Publicidad:
Terra
La Coctelera

n-angulo

3 Abril 2011

PAIDOFILOS (II)

En el anterior post denunciaba y mantenía que esta gentuza siempre ha estado entre nosotros y que durante los tiempos de la dictadura se ocultaba su existencia.

Ahora no se puede ocultar, todos sabemos que están y lo que hay que hacer es modificar Leyes ya existentes o bien hacer Leyes nuevas a medida de estos canallas, para que una vez arrestados pasen su vida en la cárcel, está demostrado que no hay reinserción posible con lo cual habrá que ir olvidándose de mandarles a Centros Psiquiátricos que no solo no les rehabilita o recupera para la Sociedad sino que vacían los bolsillos del contribuyente para nada; cárcel para estos indeseables y además trabajando físicamente 16 horas al día para que al final de la jornada estén tan exhaustos que no puedan ni pensar y menos con el pene.

Los pedófilos tienen muchas formas de comportamiento, antes de agredir sexualmente a sus víctimas o durante, son exhibicionistas. Ignoro si en los tiempos actuales existen los exhibicionistas, pero imagino que si, puesto que esta actitud es intrínseca en el comportamiento del violador, me imagino que cuando no tiene oportunidad de llevar a cabo una violación, se exhibe y masturba delante de los niños.
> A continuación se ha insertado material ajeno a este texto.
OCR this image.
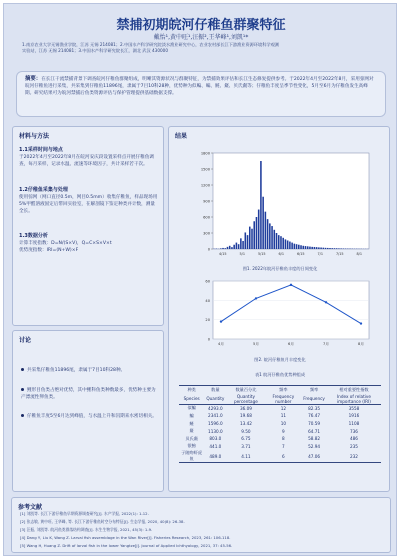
禁捕初期皖河仔稚鱼群聚特征
戴怡¹,黄中旺¹,汪振²,王华峰¹,刘凯¹*
1.南京农业大学无锡渔业学院，江苏 无锡 214081；2.中国水产科学研究院淡水渔业研究中心，农业农村部长江下游渔业资源环境科学观测
实验站，江苏 无锡 214081；3.中国水产科学研究院长江，湖北 武汉 430000
摘要：在长江干流禁捕背景下调查皖河仔稚鱼群聚组成，明晰其资源状况与群聚特征，为禁捕效果评估和长江生态修复提供参考。于2022年4月至2022年8月，采用弶网对皖河仔稚鱼进行采集，共采集到仔稚鱼11896尾，隶属于7目10科28种，优势种为似鳊、鳊、鲢、䱗、贝氏䱗等；仔稚鱼丰度呈季节性变化，5月至6月为仔稚鱼发生高峰期。研究结果可为皖河禁捕后鱼类资源评估与保护管理提供基础数据支撑。
材料与方法
1.1采样时间与地点
于2022年4月至2022年8月在皖河安庆段设置采样点开展仔稚鱼调查，每月采样，记录水温、流速等环境因子，共计采样若干次。
1.2仔稚鱼采集与处理
使用弶网（网口直径0.5m，网目0.5mm）收集仔稚鱼，样品现场用5%甲醛溶液固定后带回实验室，在解剖镜下鉴定种类并计数，测量全长。
1.3数据分析
计算丰度指数：D=N/(S×V)，Q=C×S×V×t
优势度指数：IRI=(N+W)×F
结果
0
300
600
900
1200
1500
1800
4/15	5/1	5/15	6/1	6/15	7/1	7/15	8/1
图1. 2022年皖河仔稚鱼丰度的日间变化
0
20
40
60
4月	5月	6月	7月	8月
图2. 皖河仔稚鱼月丰度变化
表1 皖河仔稚鱼优势种组成
种类	数量	数量百分比	频率	频率	相对重要性指数
Species	Quantity	Quantity percentage	Frequency number	Frequency	Index of relative importance (IRI)
似鳊	4293.0	36.09	12	82.35	3558
鳊	2341.0	19.68	11	76.47	1916
鲢	1596.0	13.42	10	70.59	1108
䱗	1130.0	9.50	9	64.71	736
贝氏䱗	803.0	6.75	8	58.82	486
银鮈	441.0	3.71	7	52.94	235
子陵吻虾虎鱼	489.0	4.11	6	47.06	232
讨论
共采集仔稚鱼11896尾，隶属于7目10科28种。
鲤形目鱼类占绝对优势，其中鲤科鱼类种数最多，优势种主要为产漂流性卵鱼类。
仔稚鱼丰度5至6月达到峰值，与水温上升和汛期来水密切相关。
参考文献
[1] 刘凯等. 长江下游仔稚鱼早期资源调查研究[J]. 水产学报, 2022(1): 1-12.
[2] 张志敏, 黄中旺, 王华峰, 等. 长江下游仔稚鱼时空分布特征[J]. 生态学报, 2020, 40(8): 26-38.
[3] 汪振, 刘凯等. 皖河鱼类群落结构调查[J]. 水生生物学报, 2021, 45(3): 1-9.
[4] Dang Y, Liu K, Wang Z. Larval fish assemblage in the Wan River[J]. Fisheries Research, 2023, 261: 106-118.
[5] Wang H, Huang Z. Drift of larval fish in the lower Yangtze[J]. Journal of Applied Ichthyology, 2021, 37: 45-56.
Para convencer a los incautos de que los paidófilos siempre han existido y no es algo como apuntaba en el anterior post que haya surgido en las últimas décadas, voy a contaros unas desagradables experiencias personales que viví durante un periodo de mi vida que abarca desde los 9 años de edad hasta aproximadamente los 28 años, por suerte he de deciros que no causó en mi ninguna fobia o trauma, quizás por mi carácter o bien porque desde la primera vez que me ocurrió lo compartí, no soy psicóloga, pero imagino que el hecho de no guardarlo dentro ayudó a poder llevar una vida normal y sana, si bien es cierto que los días posteriores a los acontecimientos solía no estar muy bien e incluso no querer salir a la calle y cambiar mi ruta habitual.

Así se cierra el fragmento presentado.